New Delhi: ONGC Ltd, the state-owned oil explorer, has got government approval to sell its stakes in Indian Oil Corporation and GAIL India and is weighing its options to fund its acquisition of HPCL.
ONGC holds a 13.77 per cent stake in the nation's biggest refiner Indian Oil Corp (IOC), which at Tuesday's trading price is worth over Rs 26,200 crore. It also holds a 4.86 per cent stake in gas utility GAIL India Ltd, which is worth over Rs 3,847 crore.
For the moment, ONGC is funding the Rs 36,915-crore acquisition of the government's 51.11 per cent stake in oil refining and marketing firm Hindustan Petroleum Corp Ltd (HPCL) through its cash kitty of Rs 12,000-crore cash and short-term borrowing.
Sources said ONGC was a zero-debt company and wants to retain that status. The short-term loan it is taking has a provision to pre-pay without any penalty. It plans to pre-pay the one-year tenure loan it is taking for HPCL by selling the IOC and GAIL shares in the future, they said.
ONGC chairman and managing director Shashi Shanker had earlier stated that the company's board had approved the raising of the borrowing limit to Rs 35,000 crore from Rs 25,000 crore. This will be the company's first ever debt.
"We will use our (Rs 12,000-13,000 crore) cash first and then the liquid assets and debt will be last," Shanker had said. "This order can change, because we won't sell the liquid assets in distress.

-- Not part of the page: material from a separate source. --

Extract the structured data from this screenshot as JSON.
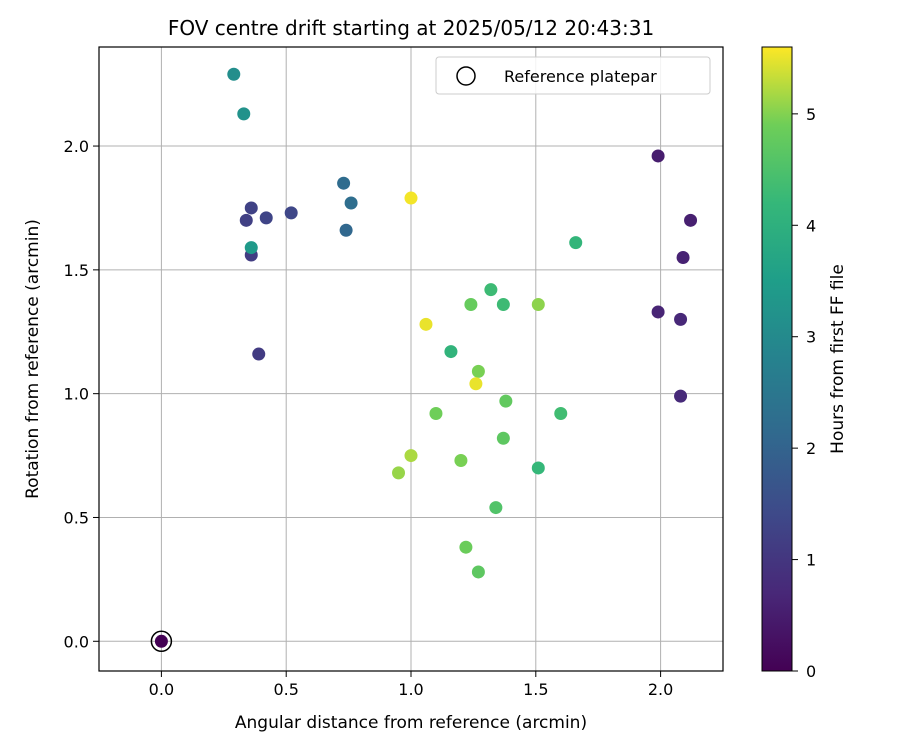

Also, we have offers for over Rs 50,000-crore debt at very competitive rates."
This would be ONGC's biggest acquisition and second buyout this fiscal after its Rs 7,738-crore acquisition of a 80 per cent stake in Gujarat State Petroleum Corp's KG (Krishna-Godavari) basin gas block.
Selloff target
The HPCL stake sale will help the government to cross its selloff target for the first time and help it to stick to its fiscal deficit target of 3.2 per cent of GDP.
The government had set a target of Rs 72,500 crore from disinvestment proceeds this fiscal. Before the ONGC-HPCL deal, it had collected Rs 54,337.60 crore.
Shanker had said the company paid less than the acquisition price recommended by the its valuation adviser, EY. He, however, refused to share details.